Dispersive detection of radio-frequency dressed states

TL;DR

This paper presents a dispersive detection method for alkali atoms in radio-frequency dressed states, enabling robust, low-noise measurements of atomic populations and differences, with potential applications in quantum sensing and atomic clocks.

Contribution

The authors introduce a novel dispersive detection technique using polarisation homodyning for dressed atomic states, improving noise robustness and enabling simultaneous measurement of multiple states.

Findings

Achieved phase-locked detection oscillating at twice the dressing frequency.

Demonstrated simultaneous detection of two optical frequencies for population difference measurement.

Potential for quantum noise limited measurements and spin squeezing.

Abstract

We introduce a method to dispersively detect alkali atoms in radio-frequency dressed states. In particular, we use dressed detection to measure populations and population differences of atoms prepared in their clock states. Linear birefringence of the atomic medium enables atom number detection via polarisation homodyning, a form of common path interferometry. In order to achieve low technical noise levels, we perform optical sideband detection after adiabatic transformation of bare states into dressed states.
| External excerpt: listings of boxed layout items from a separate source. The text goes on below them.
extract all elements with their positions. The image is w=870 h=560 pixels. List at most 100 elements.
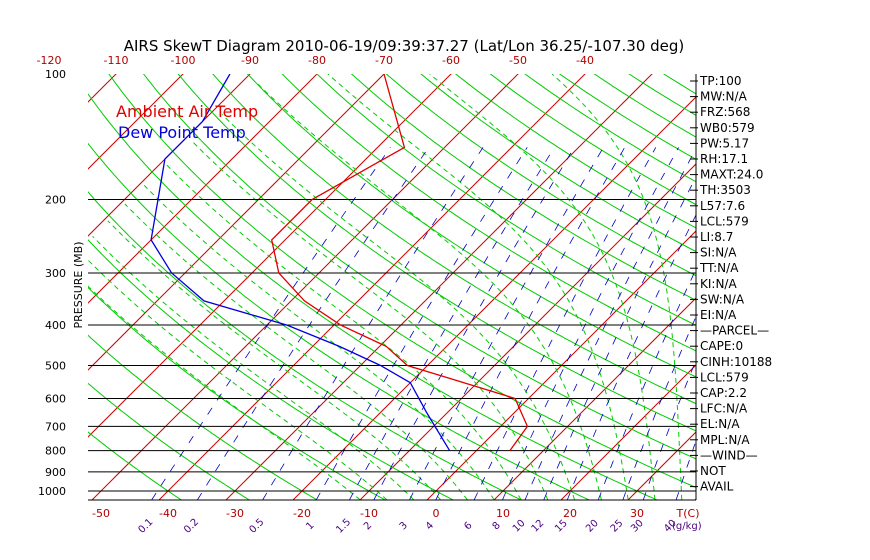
isotherm-line (225, 74, 653, 500)
isotherm-line (560, 364, 696, 500)
dry-adiabat-line (88, 431, 182, 500)
mixing-ratio-label: 0.1 (136, 517, 155, 536)
x-unit-label: T(C) (676, 507, 700, 520)
stat-item: WB0:579 (700, 121, 755, 135)
y-tick-label: 1000 (38, 485, 66, 498)
isotherm-line (158, 74, 586, 500)
y-tick-label: 700 (45, 420, 66, 433)
moist-adiabat-line (191, 140, 549, 500)
legend-label-air-temp: Ambient Air Temp (116, 102, 258, 121)
stat-item: LCL:579 (700, 370, 749, 384)
mixing-ratio-label: 0.5 (247, 517, 266, 536)
stat-item: FRZ:568 (700, 105, 750, 119)
dry-adiabat-line (88, 93, 657, 500)
x-tick-label-bottom: 20 (563, 507, 577, 520)
x-tick-label-top: -70 (375, 54, 393, 67)
x-tick-label-bottom: 10 (496, 507, 510, 520)
legend-label-dew-point: Dew Point Temp (118, 123, 246, 142)
stat-item: MPL:N/A (700, 433, 750, 447)
x-tick-label-top: -100 (171, 54, 196, 67)
mixing-ratio-label: 30 (629, 518, 646, 535)
dry-adiabat-line (820, 65, 870, 500)
moist-adiabat-line (327, 74, 629, 500)
x-tick-label-bottom: 30 (630, 507, 644, 520)
stat-item: TT:N/A (699, 261, 739, 275)
air-temp-line (270, 74, 529, 451)
stat-item: CAPE:0 (700, 339, 743, 353)
dry-adiabat-line (212, 74, 696, 405)
dry-adiabat-line (662, 74, 696, 95)
moist-adiabat-line (551, 74, 683, 500)
dry-adiabat-line (88, 239, 454, 500)
mixing-ratio-label: 8 (491, 520, 503, 532)
y-tick-label: 600 (45, 392, 66, 405)
stat-item: EL:N/A (700, 417, 740, 431)
dry-adiabat-line (281, 74, 696, 352)
mixing-ratio-line (409, 147, 604, 500)
dry-adiabat-line (420, 74, 696, 253)
mixing-ratio-label: 2 (362, 520, 374, 532)
x-tick-label-bottom: -20 (293, 507, 311, 520)
x-tick-label-top: -60 (442, 54, 460, 67)
stat-item: EI:N/A (700, 308, 737, 322)
stat-item: SI:N/A (700, 246, 737, 260)
y-tick-label: 800 (45, 445, 66, 458)
stat-item: PW:5.17 (700, 136, 749, 150)
stat-item: LCL:579 (700, 214, 749, 228)
isobars (88, 74, 697, 501)
stat-item: KI:N/A (700, 277, 737, 291)
y-tick-label: 100 (45, 68, 66, 81)
mixing-ratio-line (262, 147, 484, 500)
stat-item: MAXT:24.0 (700, 168, 763, 182)
mixing-ratio-label: 0.2 (182, 517, 201, 536)
isotherm-line (292, 96, 696, 500)
isotherm-line (0, 55, 1, 502)
mixing-ratio-label: 6 (462, 520, 474, 532)
mixing-ratio-label: 3 (398, 520, 410, 532)
mixing-ratio-label: 20 (584, 518, 601, 535)
dew-point-line (150, 74, 451, 451)
x-tick-label-top: -90 (241, 54, 259, 67)
moist-adiabat-line (143, 185, 495, 500)
chart-title: AIRS SkewT Diagram 2010-06-19/09:39:37.2… (124, 37, 685, 55)
dry-adiabat-line (88, 334, 318, 500)
mixing-ratio-line (435, 147, 626, 500)
stat-item: CAP:2.2 (700, 386, 747, 400)
dry-adiabat-line (88, 191, 522, 500)
isotherm-line (359, 163, 696, 500)
dry-adiabat-line (454, 74, 696, 229)
x-tick-label-top: -120 (37, 54, 62, 67)
x-tick-label-bottom: -30 (226, 507, 244, 520)
mixing-ratio-label: 4 (424, 520, 436, 532)
mixing-ratio-line (473, 147, 657, 500)
dry-adiabat-line (177, 74, 696, 432)
isotherm-line (91, 74, 519, 500)
y-tick-label: 900 (45, 466, 66, 479)
isotherm-line (426, 230, 696, 500)
isotherm-line (760, 55, 870, 502)
isotherm-line (493, 297, 696, 500)
stat-item: AVAIL (700, 480, 734, 494)
dry-adiabat-line (489, 74, 696, 206)
moist-adiabat-line (256, 82, 602, 500)
mixing-ratio-label: 10 (511, 518, 528, 535)
stat-item: TP:100 (699, 74, 742, 88)
stat-item: SW:N/A (700, 292, 745, 306)
isotherm-line (88, 74, 452, 438)
mixing-ratio-label: 25 (609, 518, 626, 535)
isotherm-line (88, 74, 385, 371)
stat-item: TH:3503 (699, 183, 751, 197)
dry-adiabat-line (524, 74, 696, 183)
mixing-ratio-label: 12 (530, 518, 547, 535)
stat-item: RH:17.1 (700, 152, 748, 166)
isotherm-line (88, 74, 318, 304)
dry-adiabat-line (385, 74, 696, 277)
dry-adiabat-line (316, 74, 696, 326)
y-tick-label: 300 (45, 267, 66, 280)
moist-adiabat-line (221, 114, 576, 500)
x-tick-label-bottom: 0 (433, 507, 440, 520)
dry-adiabat-line (752, 65, 870, 500)
mixing-ratio-label: 1 (304, 520, 316, 532)
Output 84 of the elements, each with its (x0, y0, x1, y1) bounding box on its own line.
The balanced homodyne signal then oscillates independently of field fluctuations at twice the dressing frequency, thus allowing for robust, phase-locked detection that circumvents low-frequency noise. Using probe pulses of two optical frequencies, we can detect both clock states simultaneously and obtain population difference as well as the total atom number. The scheme also allows for difference measurements by direct subtraction of the homodyne signals at the balanced detector, which should technically enable quantum noise limited measurements with prospects for the preparation of spin squeezed states. The method extends to other Zeeman sublevels and can be employed in a range of atomic clock schemes, atom interferometers, and other experiments using dressed atoms.